Monday 15 August 2011

Up or Down!

I was mad all of the time and over nothing most of the time . Let me explain, After my brother died I hated everything birthdays, Christmas, anything it didn't matter. My mom tried but she was stuck in her glass of wine most of the time I didn't know what to do part of me wanted to just runaway which I did once just after my brother died. I went to his high school Lester b pearson to see his friends, my mother called the police and was literary histerical. My dad came to pick me up I scared everybody but I didn't care I wanted my brother BACK.

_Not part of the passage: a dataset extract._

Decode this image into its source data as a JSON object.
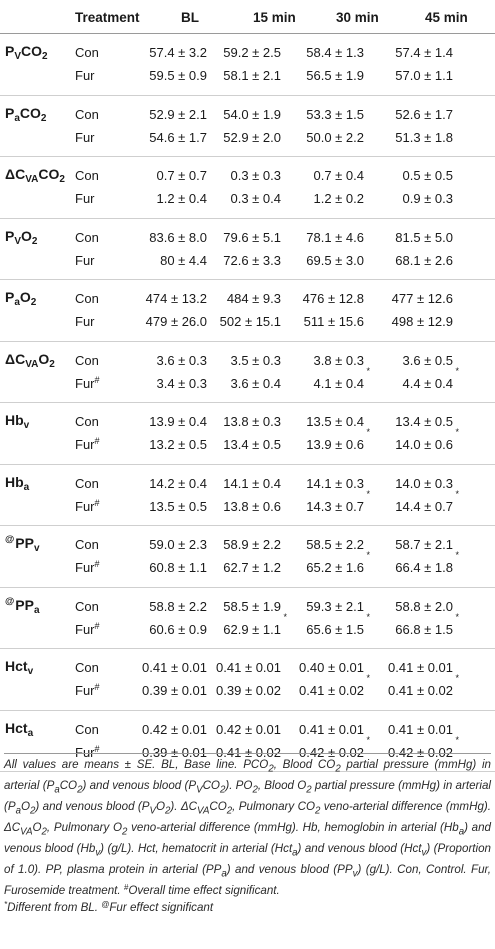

So threw life I would get all messed up so that I could get those nasty images out of my head. Trust me BAD BAD decision. My parents would give me money when ever I wanted it I guess they felt bad for me I still don't know. But as life goes on I continued to self destruct. When I turned 30 I was arrested for some serious  stuff related to cocaine and pills, and I had warrants all over Ontario lets just say I wasn't going to get out anytime soon.

I was sitting in my jail cell freaking out thinking that look what you have to face now you really thought that this was all going to go away. So I said if you can get threw this then you can get clean , stop drinking cocaine and pills. Let me tell you I was going crazy thinking of killing myself thinking of how I screwed up my life what a joke I felt like such an ass. So as time went on in there I started to realize that I made it this far why end it like this.

All I ever wanted was a "normal" life what ever that is. I felt like I was alone in the world . So I hung in there day by day minute by minute,when I finally got my sentence I was pretty happy the judge only sentence me to one year in jail and one year on probation. The crown wanted 3or 4 years and thank god that didn't happen.

This is where I could feel a change being locked up all time all you can do is think and with all the bad things already in my head this was hard,but I did do it and I am still doing it. I guess there comes a time where you have a choice up or down and I choose up just because my family has gone through some real crappy things and losing my brother and my mother and have addictions is what I had to go through to get where I am today it may not be fair but I think it made me a stronger person for sure!